Dans un communiqué du 9 avril, la directrice générale du département chargé des États-Unis du ministère des relations extérieures de Cuba, Josefina Vidal Ferreiro, affirme que «nous avons eu connaissance avec préoccupation d'un communiqué de presse émis dans la matinée du 8 avril, à Washington, affirmant que « Alan Gross, sous-traitant de l'USAID incarcéré à Cuba depuis quatre ans et quatre mois, a entamé une grève de la faim la semaine dernière ».

«Le gouvernement cubain réaffirme sa disposition à trouver, avec le gouvernement étasunien, une solution à l'affaire de M. Gross, acceptables pour les deux parties, qui prenne en compte les préoccupations humanitaires de Cuba par rapport à l'affaire des trois Cubains du groupe des Cinq, encore injustement emprisonnés aux États-Unis depuis plus de 15 ans», poursuit le communiqué.

«Comme chacun sait, M. Gross a reçu un traitement digne et correct. Depuis son arrestation, il est détenu dans un hôpital, non pas pour des raisons de santé, mais parce qu'il lui est ainsi garanti une prise en charge spécialisée de la part d'un personnel médical hautement qualifié», dit le communiqué.

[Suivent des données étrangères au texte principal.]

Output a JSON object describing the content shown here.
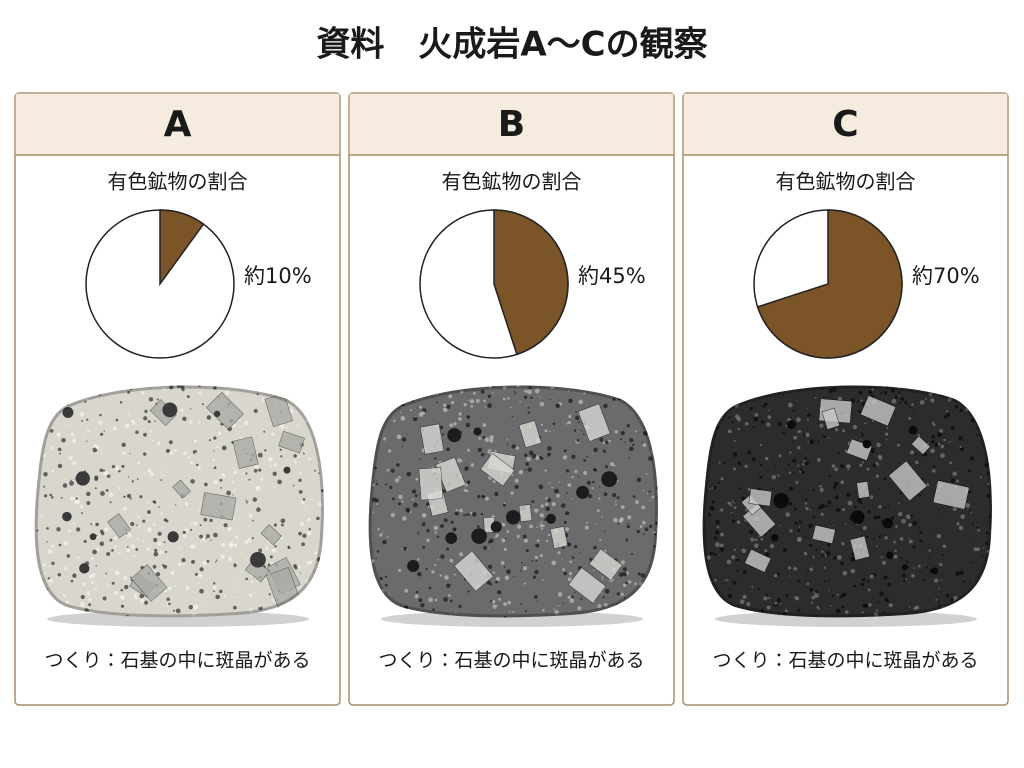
{
  "title": "資料　火成岩A〜Cの観察",
  "panels": [
    {
      "label": "A",
      "pie_title": "有色鉱物の割合",
      "value": 10,
      "value_label": "約10%",
      "description": "つくり：石基の中に斑晶がある"
    },
    {
      "label": "B",
      "pie_title": "有色鉱物の割合",
      "value": 45,
      "value_label": "約45%",
      "description": "つくり：石基の中に斑晶がある"
    },
    {
      "label": "C",
      "pie_title": "有色鉱物の割合",
      "value": 70,
      "value_label": "約70%",
      "description": "つくり：石基の中に斑晶がある"
    }
  ]
}
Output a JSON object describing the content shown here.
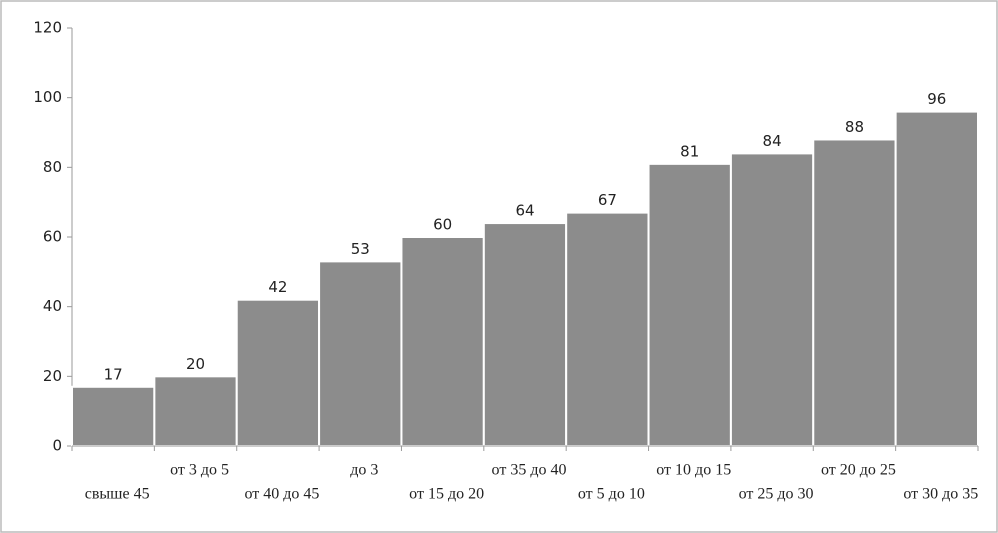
{
  "chart_data": {
    "type": "bar",
    "categories": [
      "свыше 45",
      "от 3 до 5",
      "от 40 до 45",
      "до 3",
      "от 15 до 20",
      "от 35 до 40",
      "от 5 до 10",
      "от 10 до 15",
      "от 25 до 30",
      "от 20 до 25",
      "от 30 до 35"
    ],
    "values": [
      17,
      20,
      42,
      53,
      60,
      64,
      67,
      81,
      84,
      88,
      96
    ],
    "color": "#8c8c8c",
    "ylim": [
      0,
      120
    ],
    "yticks": [
      0,
      20,
      40,
      60,
      80,
      100,
      120
    ],
    "grid": false
  }
}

«Alan Gross se trouve en bonnes conditions physiques et sa santé est normale et stable. Les maladies chroniques propres à son âge sont sous contrôle, et il dispose d'un traitement adapté. Il a reçu les visites de son épouse et de son avocat, avec lesquels il maintient des contacts téléphoniques et électroniques réguliers, ainsi qu'avec d'autres membres de sa famille et des amis. Il reçoit les visites mensuelles des autorités consulaires, ainsi que de personnalités politiques et religieuses.

»M. Gross a été arrêté, jugé et sanctionné pour avoir violé les lois cubaines alors qu'il se livrait à des activités dans le cadre d'un programme de subversion financé par le Gouvernement des États-Unis, à travers l'installation de systèmes de communication illégaux et secrets, en utilisant une technologie non commerciale.»